What is going on here becomes an even more sweeping, relevant question as The Outsider funnel-clouds into something larger and more ominous. Why does Terry’s younger daughter, now under the care of his angry wife and suddenly single mother, Glory (Julianne Nicholson), keep seeing visions of a man with blurry facial features at night? We learn that Ralph and his wife, Jeannie (Mare Winningham), lost their only son not long ago, but what were the circumstances of his death and how, if at all, do they relate to the Peterson case? Also, why, exactly, do the federal officers lurking around the edges of the action wear jackets that read GBI instead of FBI?
Those are just skims off the surface layer of The Outsider, which gets even more unruly once Cynthia Erivo enters the picture as Holly Gibney, a private investigator who’s on the autism spectrum and has some extrasensory-perception skills that guide her toward fresh intel. Holly is a recurring character in King’s fiction, and if Erivo weren’t portraying her, she might seem unbelievably silly. Thankfully, Erivo is playing her and imbues Holly’s robotic demeanor with a sense of welcome understatement that isn’t always in the arsenals of actors who play these kinds of characters. Erivo’s eyes aren’t always focused, but they’re definitely alive, windows into a brain where synapses are firing at all times. I may not always buy into the plot machinations that involve Holly or some of the decisions she has been scripted to make, but I believe she could exist as a person in the real world.
That’s true of the entire cast, which shouldn’t be a surprise given the names dropped in this review already. As the central figure consumed with guilt and obsessed with the Maitland case, Mendelsohn is superb. In every scene, no matter what emotions he’s actively navigating, he drops his head and shoulders in a way that conveys just how exhausted Ralph is: exhausted with grief, with overwork, and with trying to hold in his feelings. He does an awful lot while doing what looks like a little.
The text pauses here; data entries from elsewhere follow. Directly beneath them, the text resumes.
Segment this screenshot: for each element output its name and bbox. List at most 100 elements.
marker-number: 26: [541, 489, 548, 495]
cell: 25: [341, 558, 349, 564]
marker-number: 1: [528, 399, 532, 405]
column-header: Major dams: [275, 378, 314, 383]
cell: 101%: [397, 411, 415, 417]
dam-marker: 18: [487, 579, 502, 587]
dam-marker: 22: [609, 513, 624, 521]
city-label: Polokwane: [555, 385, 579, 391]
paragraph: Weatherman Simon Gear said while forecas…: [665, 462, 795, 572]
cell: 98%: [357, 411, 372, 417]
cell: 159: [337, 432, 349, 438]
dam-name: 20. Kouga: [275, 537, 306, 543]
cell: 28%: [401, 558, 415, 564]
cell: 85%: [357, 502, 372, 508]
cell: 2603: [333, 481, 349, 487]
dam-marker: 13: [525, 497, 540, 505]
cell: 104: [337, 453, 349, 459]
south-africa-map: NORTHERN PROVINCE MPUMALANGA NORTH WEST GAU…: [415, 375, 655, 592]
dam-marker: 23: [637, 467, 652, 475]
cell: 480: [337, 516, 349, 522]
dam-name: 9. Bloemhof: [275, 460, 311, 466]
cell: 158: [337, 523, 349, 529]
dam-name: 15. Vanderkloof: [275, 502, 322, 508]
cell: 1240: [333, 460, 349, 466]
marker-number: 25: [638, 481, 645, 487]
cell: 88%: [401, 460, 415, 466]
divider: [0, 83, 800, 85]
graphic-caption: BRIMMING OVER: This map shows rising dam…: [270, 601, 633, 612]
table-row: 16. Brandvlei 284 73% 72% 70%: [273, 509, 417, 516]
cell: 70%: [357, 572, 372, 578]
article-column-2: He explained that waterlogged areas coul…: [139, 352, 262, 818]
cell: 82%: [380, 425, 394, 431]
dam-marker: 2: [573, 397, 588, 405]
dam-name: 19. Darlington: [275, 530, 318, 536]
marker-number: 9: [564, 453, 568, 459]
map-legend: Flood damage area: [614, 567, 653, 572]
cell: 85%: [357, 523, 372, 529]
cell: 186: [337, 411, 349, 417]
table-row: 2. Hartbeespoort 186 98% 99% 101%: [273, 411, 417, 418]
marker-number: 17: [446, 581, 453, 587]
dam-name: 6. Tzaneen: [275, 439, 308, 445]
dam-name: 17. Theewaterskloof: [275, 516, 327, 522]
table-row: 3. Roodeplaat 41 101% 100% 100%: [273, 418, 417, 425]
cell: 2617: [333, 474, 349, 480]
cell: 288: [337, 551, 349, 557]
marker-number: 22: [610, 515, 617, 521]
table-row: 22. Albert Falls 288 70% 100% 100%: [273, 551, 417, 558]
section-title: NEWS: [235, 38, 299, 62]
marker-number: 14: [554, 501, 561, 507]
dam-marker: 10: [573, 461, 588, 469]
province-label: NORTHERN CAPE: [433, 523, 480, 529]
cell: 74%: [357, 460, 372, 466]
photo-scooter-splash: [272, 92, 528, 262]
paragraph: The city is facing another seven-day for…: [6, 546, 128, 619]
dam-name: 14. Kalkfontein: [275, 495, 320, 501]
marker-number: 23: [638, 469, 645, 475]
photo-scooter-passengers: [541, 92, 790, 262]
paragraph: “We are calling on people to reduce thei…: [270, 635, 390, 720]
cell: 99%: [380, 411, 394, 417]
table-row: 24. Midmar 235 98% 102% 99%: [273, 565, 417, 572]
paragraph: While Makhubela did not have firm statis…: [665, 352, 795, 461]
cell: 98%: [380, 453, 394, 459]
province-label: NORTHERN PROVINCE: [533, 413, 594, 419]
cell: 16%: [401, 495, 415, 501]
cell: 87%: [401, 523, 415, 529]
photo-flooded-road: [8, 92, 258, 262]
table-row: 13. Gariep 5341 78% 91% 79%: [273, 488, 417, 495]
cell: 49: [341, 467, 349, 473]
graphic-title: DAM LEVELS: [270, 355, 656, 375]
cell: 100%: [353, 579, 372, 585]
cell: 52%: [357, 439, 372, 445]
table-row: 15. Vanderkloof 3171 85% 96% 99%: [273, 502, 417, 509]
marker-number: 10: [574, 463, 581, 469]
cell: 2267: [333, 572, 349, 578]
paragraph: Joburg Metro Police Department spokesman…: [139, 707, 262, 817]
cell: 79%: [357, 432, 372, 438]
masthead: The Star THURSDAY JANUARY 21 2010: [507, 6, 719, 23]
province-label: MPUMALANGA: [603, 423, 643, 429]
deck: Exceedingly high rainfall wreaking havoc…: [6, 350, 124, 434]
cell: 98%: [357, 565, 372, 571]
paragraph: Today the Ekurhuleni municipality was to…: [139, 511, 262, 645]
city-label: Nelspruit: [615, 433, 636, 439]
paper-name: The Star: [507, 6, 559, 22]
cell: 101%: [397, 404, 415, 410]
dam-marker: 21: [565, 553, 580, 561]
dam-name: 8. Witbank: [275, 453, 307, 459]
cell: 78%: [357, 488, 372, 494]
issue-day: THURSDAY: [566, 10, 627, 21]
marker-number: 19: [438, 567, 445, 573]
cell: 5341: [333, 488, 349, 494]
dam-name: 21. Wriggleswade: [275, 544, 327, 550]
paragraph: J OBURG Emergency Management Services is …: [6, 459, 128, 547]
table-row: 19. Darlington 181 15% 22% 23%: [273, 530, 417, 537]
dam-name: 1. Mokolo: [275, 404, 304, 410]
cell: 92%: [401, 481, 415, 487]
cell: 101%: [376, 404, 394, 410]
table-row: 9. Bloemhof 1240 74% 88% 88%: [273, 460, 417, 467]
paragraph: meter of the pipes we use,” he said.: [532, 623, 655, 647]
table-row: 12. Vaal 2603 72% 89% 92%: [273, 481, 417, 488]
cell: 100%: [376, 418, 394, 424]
That’s true of every supporting player around him, including, among others, Nicholson, Winningham, Bateman (who directed the first two episodes), and Bill Camp, who plays the Maitlands’ lawyer.
The problem with The Outsider is it begins as a relatively contained mystery that’s based in reality but gradually spins into a story with broader supernatural and mythical implications. The building sense of foreboding is effective at times. Conversations are frequently shot through doorframes and from long distances, implying that someone or something is watching what’s happening from afar. The gray hues and the production details, including sketches of the aforementioned Blurry Face Man, add a creepiness factor that keeps the viewer primed for something awful to happen.
But the show keeps adding so much information about other crimes that may be related to Frankie’s death, as well as side plots about other players in its large ensemble, that it becomes hard to keep everything straight. It feels like Price had a firm grip on this story at first but, as he added to it, it started to slip through his fingers like wet clay whipping around on a pottery wheel without firm hands to shape it. The Outsider maintains a very strong The Night Of (not shocking) and True Detective vibe throughout that suggests it has something deeper to say — but for the life of me, I can’t figure out what that is yet.
And yet I still want to see how The Outsider resolves itself, simply because I’m not sure how it fully can. As a consumer of stories, I am capable of believing in anything. Hell, a month ago on this very same premium-cable network, Watchmen had me believing that Robert Redford was president and that tiny squid can fall from the sky. But the bizarre is believable only when the storytelling behind it is so authoritative and in control that there are no cracks into which doubt or mistrust can seep. There are a lot of cracks in The Outsider, and not even the glue provided by great acting and skilled directing can completely fill them.